Saturday, June 27, 2009


"If the relationship of father to son could really be reduced to biology, the whole earth would blaze with the glory of fathers and sons." — James Baldwin

My father died when I was 7. Most memories I had of him have long since faded. I keep a few but they are fuzzy at best and over the years I'm sure my mind has replaced actual events with a little boy's imagination. But as the poet Anne Sexton once wrote, "It doesn't matter who my father was; it matters who I remember he was."

In my memory, my dad was a builder of roads, a friend of John Wayne and a war hero. We would watch "Army" movies on TV together, go on long trips in his big trucks and eat ice cream together at truck stops. Those are the good memories. Real or unreal, I can't say.

(My dad working in the back of his pickup)

The not-so-good memories: me sitting on the kitchen counter holding a hammer while my dad worked on something under the counter and me dropping the hammer on his head. It's probably one of those funny moments we would have shared as grown ups.
I remember standing outside a hospital with my sisters waving at my dad as he stood at the window in his room. He had been admitted to be treated for lung cancer and back then kids weren't allowed in the rooms.

I remember being in our living room after my dad came home from the hospital. He was sitting in a chair and got up quickly to go do something as if he wasn't sick anymore, and I commented to my sisters about how fast he got up. I remember thinking he must be better now.

I remember a preacher coming over to pray with my dad.

And I remember one summer morning when my aunt and mom told my sisters, my little brother and me that our dad had died the night before and not really understanding what that meant.

I remember the funeral home, the way it smelled (to this day I hate going into floral shops), and sitting behind the privacy curtain with my family during the service. Seeing my dad in the coffin -- sleeping -- as we walked by. A Bible placed in his hands. I remember noticing the people staring at us. The flower arrangements -- yellow flowers arranged to look like my dad's dump truck. The soldiers shooting guns at the cemetery. The flag-draped coffin. I remember crying.

I know Father's Day has come and gone, but yesterday I received a packet in the mail from my sister, Debbie. In the package was my birth certificate, copies of family photos from when I was a baby and photos of my dad and mom. My sister also mailed me my dad's wrist watch.

I took the watch out of the package and gingerly wound it up. It had been sitting in a box for over 40 years. I doubted it would work but after the first wind the second-hand started moving. I wound it a few more times then set it to the correct time and slide it onto my wrist.

(My father's watch)

Somehow that watch made me feel good. Like a piece of my past that has only lived in my memories was real. Although the watch is in excellent shape I noticed that it had grease and grime in its seams. Grease that my father, who worked on his own trucks, probably got in it himself. I thought about cleaning it up and making it look shiny, but then changed my mind. I think I'll just leave it the way it was when he last wore it.

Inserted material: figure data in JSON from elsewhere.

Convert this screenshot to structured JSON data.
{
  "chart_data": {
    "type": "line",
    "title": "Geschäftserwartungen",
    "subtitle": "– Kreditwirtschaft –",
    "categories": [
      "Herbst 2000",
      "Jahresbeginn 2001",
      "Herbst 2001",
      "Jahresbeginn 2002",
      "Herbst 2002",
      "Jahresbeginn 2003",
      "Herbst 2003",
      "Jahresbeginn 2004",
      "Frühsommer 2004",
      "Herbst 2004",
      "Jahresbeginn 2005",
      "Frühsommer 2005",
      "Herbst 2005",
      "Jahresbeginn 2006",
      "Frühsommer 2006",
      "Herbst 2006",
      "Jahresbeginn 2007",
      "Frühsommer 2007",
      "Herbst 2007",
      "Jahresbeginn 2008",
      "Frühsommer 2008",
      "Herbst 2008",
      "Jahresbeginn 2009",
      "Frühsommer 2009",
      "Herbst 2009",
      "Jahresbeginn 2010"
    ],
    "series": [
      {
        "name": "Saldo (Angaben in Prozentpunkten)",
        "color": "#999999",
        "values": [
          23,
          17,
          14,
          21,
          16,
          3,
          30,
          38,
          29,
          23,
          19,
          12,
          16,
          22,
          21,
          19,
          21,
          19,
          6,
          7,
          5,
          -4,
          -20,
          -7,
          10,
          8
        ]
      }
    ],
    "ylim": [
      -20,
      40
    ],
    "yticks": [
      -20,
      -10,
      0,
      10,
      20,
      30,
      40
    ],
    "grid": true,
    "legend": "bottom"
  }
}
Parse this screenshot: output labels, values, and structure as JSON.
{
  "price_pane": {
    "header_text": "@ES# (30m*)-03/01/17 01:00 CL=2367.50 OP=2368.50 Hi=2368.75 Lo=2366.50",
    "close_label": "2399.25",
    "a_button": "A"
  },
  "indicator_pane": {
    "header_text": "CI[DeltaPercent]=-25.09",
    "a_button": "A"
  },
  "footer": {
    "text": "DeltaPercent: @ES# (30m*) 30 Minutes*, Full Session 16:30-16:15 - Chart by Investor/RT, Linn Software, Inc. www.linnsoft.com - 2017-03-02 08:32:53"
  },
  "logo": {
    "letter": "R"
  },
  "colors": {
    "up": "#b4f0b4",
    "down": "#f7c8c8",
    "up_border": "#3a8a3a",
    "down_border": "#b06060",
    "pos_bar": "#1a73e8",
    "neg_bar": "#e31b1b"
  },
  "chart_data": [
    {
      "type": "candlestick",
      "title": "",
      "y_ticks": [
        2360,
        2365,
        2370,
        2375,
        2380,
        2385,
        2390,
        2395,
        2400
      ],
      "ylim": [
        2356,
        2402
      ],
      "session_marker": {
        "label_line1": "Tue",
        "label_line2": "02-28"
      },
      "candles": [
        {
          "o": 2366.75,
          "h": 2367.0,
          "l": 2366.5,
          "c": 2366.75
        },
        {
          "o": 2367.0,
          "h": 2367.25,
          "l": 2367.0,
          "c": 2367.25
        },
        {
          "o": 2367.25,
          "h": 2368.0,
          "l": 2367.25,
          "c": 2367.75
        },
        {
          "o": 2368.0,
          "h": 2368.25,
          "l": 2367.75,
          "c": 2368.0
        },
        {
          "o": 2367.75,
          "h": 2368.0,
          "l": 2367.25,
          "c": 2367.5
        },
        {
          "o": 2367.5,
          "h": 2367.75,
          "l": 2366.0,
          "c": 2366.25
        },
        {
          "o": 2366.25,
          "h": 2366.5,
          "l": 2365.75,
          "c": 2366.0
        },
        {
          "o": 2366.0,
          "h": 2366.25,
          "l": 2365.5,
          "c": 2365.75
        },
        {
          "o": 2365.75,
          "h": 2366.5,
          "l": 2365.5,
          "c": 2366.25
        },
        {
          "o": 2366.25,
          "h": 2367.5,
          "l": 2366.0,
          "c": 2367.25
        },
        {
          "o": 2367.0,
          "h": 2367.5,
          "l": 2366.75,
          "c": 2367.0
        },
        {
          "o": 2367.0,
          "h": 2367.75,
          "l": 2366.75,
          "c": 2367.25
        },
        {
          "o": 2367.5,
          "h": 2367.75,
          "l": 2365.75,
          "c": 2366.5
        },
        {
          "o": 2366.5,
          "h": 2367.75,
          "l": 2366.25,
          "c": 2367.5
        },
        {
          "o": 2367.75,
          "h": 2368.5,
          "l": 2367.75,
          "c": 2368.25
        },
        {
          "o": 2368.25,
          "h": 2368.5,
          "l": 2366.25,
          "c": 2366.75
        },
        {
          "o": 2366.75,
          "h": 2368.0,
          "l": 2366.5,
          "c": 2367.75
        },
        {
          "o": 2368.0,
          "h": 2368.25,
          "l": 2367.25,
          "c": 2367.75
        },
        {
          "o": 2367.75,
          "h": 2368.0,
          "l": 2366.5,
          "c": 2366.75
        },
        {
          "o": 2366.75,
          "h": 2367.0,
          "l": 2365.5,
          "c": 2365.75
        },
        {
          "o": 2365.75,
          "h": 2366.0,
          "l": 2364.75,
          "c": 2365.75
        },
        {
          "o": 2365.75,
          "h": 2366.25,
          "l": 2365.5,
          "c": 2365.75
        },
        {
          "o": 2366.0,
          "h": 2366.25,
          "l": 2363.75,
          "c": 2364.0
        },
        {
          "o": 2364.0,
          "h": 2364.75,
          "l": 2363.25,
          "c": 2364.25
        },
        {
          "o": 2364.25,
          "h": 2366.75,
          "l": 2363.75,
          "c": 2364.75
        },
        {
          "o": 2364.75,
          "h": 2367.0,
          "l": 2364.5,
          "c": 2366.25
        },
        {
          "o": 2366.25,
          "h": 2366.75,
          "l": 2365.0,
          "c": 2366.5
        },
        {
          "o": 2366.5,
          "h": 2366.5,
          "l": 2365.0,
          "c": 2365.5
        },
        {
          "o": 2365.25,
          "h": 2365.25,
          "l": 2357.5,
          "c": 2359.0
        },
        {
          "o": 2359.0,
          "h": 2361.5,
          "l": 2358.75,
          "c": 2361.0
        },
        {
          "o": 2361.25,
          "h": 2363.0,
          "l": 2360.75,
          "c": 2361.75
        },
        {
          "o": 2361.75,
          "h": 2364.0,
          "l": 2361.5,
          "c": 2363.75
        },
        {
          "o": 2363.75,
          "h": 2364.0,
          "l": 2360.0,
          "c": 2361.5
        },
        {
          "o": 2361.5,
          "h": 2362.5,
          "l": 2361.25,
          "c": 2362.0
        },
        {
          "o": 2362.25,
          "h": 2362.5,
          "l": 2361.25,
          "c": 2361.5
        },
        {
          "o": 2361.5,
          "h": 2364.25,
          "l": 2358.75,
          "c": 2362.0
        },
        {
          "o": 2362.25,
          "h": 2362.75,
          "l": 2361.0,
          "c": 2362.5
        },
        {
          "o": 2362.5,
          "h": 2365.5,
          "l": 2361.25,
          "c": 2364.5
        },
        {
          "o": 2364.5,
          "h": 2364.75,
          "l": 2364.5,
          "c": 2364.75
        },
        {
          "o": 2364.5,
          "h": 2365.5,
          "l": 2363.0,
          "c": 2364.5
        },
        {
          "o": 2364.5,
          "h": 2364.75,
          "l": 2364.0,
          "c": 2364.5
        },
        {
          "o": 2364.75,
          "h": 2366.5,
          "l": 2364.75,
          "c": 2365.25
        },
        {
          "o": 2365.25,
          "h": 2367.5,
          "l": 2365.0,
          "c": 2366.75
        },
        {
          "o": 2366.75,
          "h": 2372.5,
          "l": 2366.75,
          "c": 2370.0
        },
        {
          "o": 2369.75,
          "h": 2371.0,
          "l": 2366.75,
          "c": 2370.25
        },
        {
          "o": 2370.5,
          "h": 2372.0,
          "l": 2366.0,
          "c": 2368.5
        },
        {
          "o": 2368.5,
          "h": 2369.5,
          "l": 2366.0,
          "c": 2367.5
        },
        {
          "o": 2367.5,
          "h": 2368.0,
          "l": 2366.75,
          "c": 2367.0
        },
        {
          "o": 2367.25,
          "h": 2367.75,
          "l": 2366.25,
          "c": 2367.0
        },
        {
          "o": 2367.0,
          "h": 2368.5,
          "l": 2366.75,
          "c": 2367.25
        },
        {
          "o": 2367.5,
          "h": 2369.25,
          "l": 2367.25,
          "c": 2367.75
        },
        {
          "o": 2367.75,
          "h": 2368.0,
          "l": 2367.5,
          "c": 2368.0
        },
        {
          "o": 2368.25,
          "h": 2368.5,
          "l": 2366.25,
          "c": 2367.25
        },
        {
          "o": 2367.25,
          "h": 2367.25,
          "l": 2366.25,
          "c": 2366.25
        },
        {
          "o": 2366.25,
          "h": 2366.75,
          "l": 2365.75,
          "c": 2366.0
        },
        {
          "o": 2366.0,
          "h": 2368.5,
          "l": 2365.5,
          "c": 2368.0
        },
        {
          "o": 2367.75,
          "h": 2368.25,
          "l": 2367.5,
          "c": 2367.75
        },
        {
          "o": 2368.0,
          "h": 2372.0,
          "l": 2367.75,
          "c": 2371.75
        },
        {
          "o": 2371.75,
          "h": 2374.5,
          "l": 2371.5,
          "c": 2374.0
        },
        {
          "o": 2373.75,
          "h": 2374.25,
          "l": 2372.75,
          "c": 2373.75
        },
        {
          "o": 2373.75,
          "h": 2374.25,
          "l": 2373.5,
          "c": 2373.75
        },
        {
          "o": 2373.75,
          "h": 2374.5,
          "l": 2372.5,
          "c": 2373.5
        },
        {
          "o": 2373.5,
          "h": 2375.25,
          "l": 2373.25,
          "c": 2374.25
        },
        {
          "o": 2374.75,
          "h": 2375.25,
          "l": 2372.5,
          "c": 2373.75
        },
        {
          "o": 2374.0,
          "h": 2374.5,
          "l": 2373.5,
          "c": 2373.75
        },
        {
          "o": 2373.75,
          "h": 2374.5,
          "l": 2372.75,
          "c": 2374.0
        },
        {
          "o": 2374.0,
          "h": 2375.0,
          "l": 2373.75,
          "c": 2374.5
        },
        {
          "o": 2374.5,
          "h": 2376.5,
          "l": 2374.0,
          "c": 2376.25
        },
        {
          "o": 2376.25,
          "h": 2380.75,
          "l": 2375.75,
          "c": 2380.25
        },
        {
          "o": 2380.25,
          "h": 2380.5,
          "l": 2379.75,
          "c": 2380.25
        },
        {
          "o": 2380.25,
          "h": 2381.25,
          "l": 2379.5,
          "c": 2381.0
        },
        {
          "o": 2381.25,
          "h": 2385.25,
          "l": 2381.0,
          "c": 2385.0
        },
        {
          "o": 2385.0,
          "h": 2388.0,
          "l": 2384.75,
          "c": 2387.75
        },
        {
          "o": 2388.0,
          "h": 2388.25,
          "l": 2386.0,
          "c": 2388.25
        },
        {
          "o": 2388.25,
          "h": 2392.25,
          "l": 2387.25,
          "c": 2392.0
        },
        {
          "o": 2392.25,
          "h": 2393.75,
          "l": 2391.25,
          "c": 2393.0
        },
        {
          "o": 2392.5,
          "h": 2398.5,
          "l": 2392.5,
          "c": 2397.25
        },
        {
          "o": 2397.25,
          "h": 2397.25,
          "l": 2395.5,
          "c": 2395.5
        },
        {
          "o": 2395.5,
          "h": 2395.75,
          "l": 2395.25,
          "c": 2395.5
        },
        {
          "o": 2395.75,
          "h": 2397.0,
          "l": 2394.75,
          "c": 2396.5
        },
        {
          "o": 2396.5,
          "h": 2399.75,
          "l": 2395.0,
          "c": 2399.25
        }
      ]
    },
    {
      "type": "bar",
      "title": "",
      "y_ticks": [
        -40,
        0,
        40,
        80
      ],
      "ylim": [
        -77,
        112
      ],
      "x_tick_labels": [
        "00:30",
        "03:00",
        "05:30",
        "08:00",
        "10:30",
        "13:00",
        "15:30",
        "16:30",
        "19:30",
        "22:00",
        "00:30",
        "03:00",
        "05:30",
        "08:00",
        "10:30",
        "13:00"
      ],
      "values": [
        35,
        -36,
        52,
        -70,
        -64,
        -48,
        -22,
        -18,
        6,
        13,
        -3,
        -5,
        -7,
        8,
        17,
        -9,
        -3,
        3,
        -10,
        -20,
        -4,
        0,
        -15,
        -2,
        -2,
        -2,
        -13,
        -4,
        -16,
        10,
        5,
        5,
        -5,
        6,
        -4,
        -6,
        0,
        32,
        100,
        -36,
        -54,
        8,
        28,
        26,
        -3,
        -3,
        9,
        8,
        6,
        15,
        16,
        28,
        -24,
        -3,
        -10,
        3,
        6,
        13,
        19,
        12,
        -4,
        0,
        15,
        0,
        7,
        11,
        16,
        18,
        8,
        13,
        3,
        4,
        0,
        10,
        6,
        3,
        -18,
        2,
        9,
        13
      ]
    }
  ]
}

I looked up the watchmaker and found out that it was probably made in the 1950s and that it should have a serial number stamped on the inside that could possibly tell me the exact date it was made and who bought it and where. I just don't want to risk breaking it by taking it apart to get the number.

I wore my dad's watch for a day. I'd spend a few minutes at a time watching the Swiss secondhand sweep around the dial. When I got home from work last night. I wiped off my fingerprints and put it up for safe keeping. Some day I hope to pass it on to my sons and maybe some day they'll pass it on to theirs.

Fathers and sons -- the whole earth could blaze in the glory of fathers and sons ...

(My mom, my sister, Debbie, and me at age 2.)

(Me at 4 months old and my sister, Marilyn)
(Christmas Day. I was probably 4 or 5 here. I still remember that Christmas (I think).)


debbie said...

Randy, I think you nailed it. Except for the truck rides, which I never went on so I dont have those thoughts stored any where, your memory seems acurate. I am glad you are enjoying the watch. It seemed silly to keep it stored in a box of old papers and photos. I am not really sure why I am the one to have it anyway. But looking at all the photos do bring the memories rushing back. Do you remember watching The Red Skelton show and drinking DR.Pepper with peanuts in it. Or going to the drive in movies in our PJS to see Elvis Presley.I hope you can still recall those days. They were pretty fun. Anyway Happy Fourth of July, have a safe weekend, love ya Deb

Marilyn and Robert said...

I remember lots of army movies and me getting to get up on Sunday nights and watching Bananza with our Dad. It was really really hard for me too and still is. It probably took me 2 or3 years to finally admit that he had died to anyone. Just in case you dont remember alot he was awesome and you Randy remind me so much of him you are loving and caring and the best father any kid could want. So you my big brother has followed in his footstps well. I love you and I am very proud of you. ps... we were cute kids huh????